Co z borówkami? Bije na alarm. "Ten rok jest nienormalny"
Zbiory borówek przyspieszyły znacząco - zamiast znajdować się jeszcze na samym początku, są już w połowie cyklu lub jeszcze dalej. - Ten rok jest nienormalny - podsumowuje sytuację Witold Boguta, prezes Krajowego Związku Grup Producentów Owoców i Warzyw (KZGPOiW).
Boguta wyjaśnił, że nietypowy przebieg sezonu zbiorów jest wynikiem łagodnej zimy, która spowodowała wcześniejsze rozpoczęcie wegetacji. - Wegetacja rozpoczęła się bardzo wcześnie, przez co mamy teraz dwutygodniowe przyspieszenie - powiedział w rozmowie z Polską Agencją Prasową. Zaznaczył również, że na przyspieszony rozkwit owoców wpływ miały upały, które miały miejsce w czerwcu i lipcu.
Prezes KZGPOiW jako przykład podał jabłka, które zaczęły dojrzewać około 25 czerwca, podczas gdy zazwyczaj proces ten zaczyna się dwa tygodnie później. Zwrócił również uwagę na aronię, która zwykle dojrzewa pod koniec sierpnia lub na początku września, a w tym roku jest już dostępna na niektórych bazarach.
Witold Boguta zwrócił uwagę, że w wyniku przymrozków część plonów została uszkodzona, co spowodowało, że zbiory są mniejsze "nawet o kilkadziesiąt procent w stosunku do normalnych lat".
Dalsza część artykułu pod materiałem wideo
W kontekście importu mrożonych owoców (malin) z Ukrainy, Boguta stwierdził, że w tym roku "nie ma problemu w tym temacie". Zauważył jednak, że problemem jest import mrożonych truskawek z Egiptu, które są sprowadzane do Polski za niewielkie pieniądze. - Często bywa tak, że są one niestety mieszane z naszymi truskawkami i następnie sprzedawane na rynku unijnym jako polskie - wskazał prezes KZGPOiW.
Z danych Ministerstwa Finansów wynika, że Egipt jest głównym dostawcą mrożonych truskawek do Polski. "Przywóz z tego kraju wzrósł z 1,9 tys. ton średnio w sezonach 2015/16–2017/18 do aż 27,5 tys. ton w sezonie 2022/23. Udział Egiptu w wolumenie importu mrożonych truskawek wzrósł z 15,6 do 73,3 proc., a w wartości przywozu z 11,8 do 64,4 proc" - wynika z opracowania Instytutu Ekonomiki Rolnictwa i Gospodarki Żywnościowej wykonanym dla KZGPOiW.

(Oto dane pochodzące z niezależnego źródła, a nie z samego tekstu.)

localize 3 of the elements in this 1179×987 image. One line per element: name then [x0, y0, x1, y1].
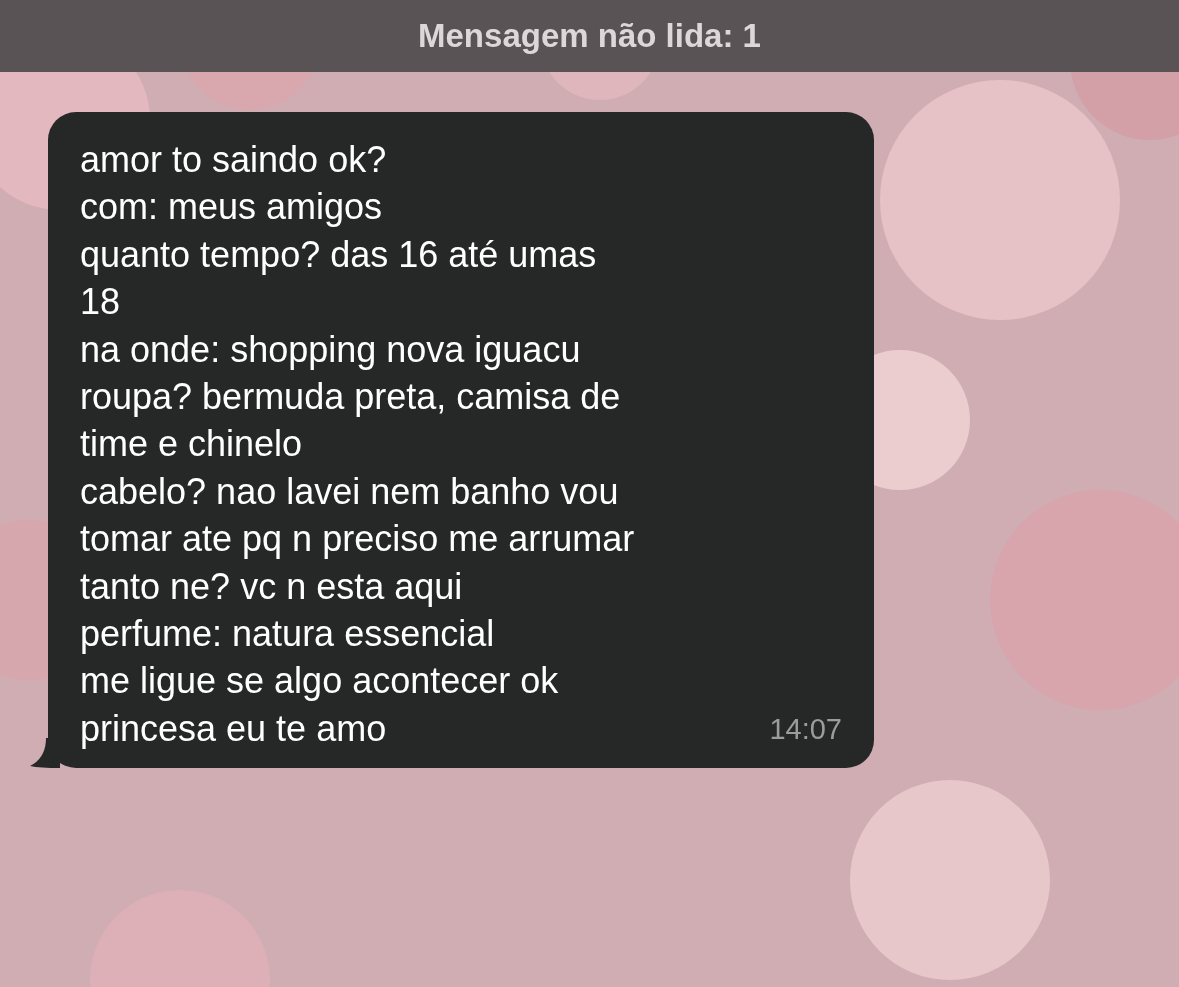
message-time: 14:07 — [769, 713, 842, 748]
message-text: amor to saindo ok? com: meus amigos quanto tempo? das 16 até umas 18 na onde: shopping nova iguacu roupa? bermuda preta, camisa de time e chinelo cabelo? nao lavei nem banho vou tomar ate pq n preciso me arrumar tanto ne? vc n esta aqui perfume: natura essencial me ligue se algo acontecer ok princesa eu te amo — [80, 138, 635, 751]
unread-banner-text: Mensagem não lida: 1 — [418, 17, 761, 55]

Boguta przewiduje, że produkcja borówek będzie w tym roku niższa, lecz cena tego owocu jest dalej opłacalna dla producentów. - W związku z tym plantatorzy borówki powinni w tym roku wyjść na plus - stwierdził. Dodał, że Polska jest największym konsumentem borówki na osobę na świecie.
Polska eksportuje duże ilości borówek, głównie do Wielkiej Brytanii, Niemiec, Holandii oraz Izraela. Boguta zaznaczył jednak, że nasadzenia borówek w innych krajach rosną, co może stanowić problem dla polskich plantatorów w najbliższych latach, jeżeli przy niskim wzroście konsumpcji nastąpi istotny wzrost produkcji.